Der 8. März nach 1914

Seit 1914 wird der 8. März in der ganzen Welt begangen, trotz seiner Verbote in Zeiten des Krieges und Faschismus. Die KPD- Abgeordnete Maria Krüger (1907-1987) hat einen solchen Tag eindrucksvoll beschrieben: „Am 8. März trafen wir uns – trotz aller Gefahr – in kleineren oder größeren Gruppen, auch in Gefängnissen und Konzentrationslagern dachten wir an ihn; z.B. kamen die sowjetischen Zwangsarbeiterinnen bei Borgward am 8. März 1944 – weit über 100 – morgens bei Arbeitsbeginn die breite Treppe herunter, alle mit roten Kopftüchern, wie eine rote Welle. So gingen sie durch die Halle an ihre Arbeitsplätze. Welch ein Mut!“

Der 8. März - immer wieder bekämpft

Aber auch in sogenannten normalen Zeiten war der 8. März als Tag aller Frauen bedroht, zuletzt – zumindestens in Westdeutschland – sogar durch die Gewerkschaften.

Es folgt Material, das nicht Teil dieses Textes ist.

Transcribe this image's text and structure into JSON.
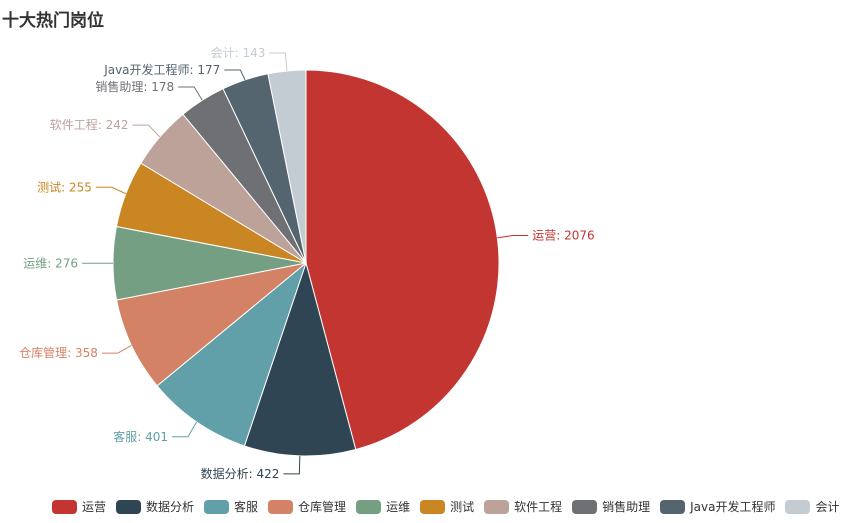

Am 19. Februar 1980 wies der DGB-Vorstand die DGB-Kreise an, „von eigenen Veranstaltungen zum Internationalen Frauentag am 8. März aufgrund der Wahrung des Prinzips der Einheitsgewerkschaft abzusehen“. Erst der Protest der Kolleginnen führte zur Rücknahme dieser Restriktion:
Auf dem 12. Bundeskongress das DGB im Mai 1982 wurde ihr Antrag angenommen, dass „der 8. März...als internationaler Frauentag des DGB in allen seinen Gliederungen begangen“ wird, und für 2010 hat der DGB das Motto „Kurs halten! Gleichstellung“ ausgegeben. Damit folgt er der Forderung des „International Women’s Day“ der UNO: „Equal rights, equal opportunities, progress for all!“

Nach „Hundert Jahren Internationaler Frauentag“ zeigt sich: der 8. März ist nicht nur ein Kampftag der Frauen für ihre Rechte, sondern selber ein erkämpftes Recht!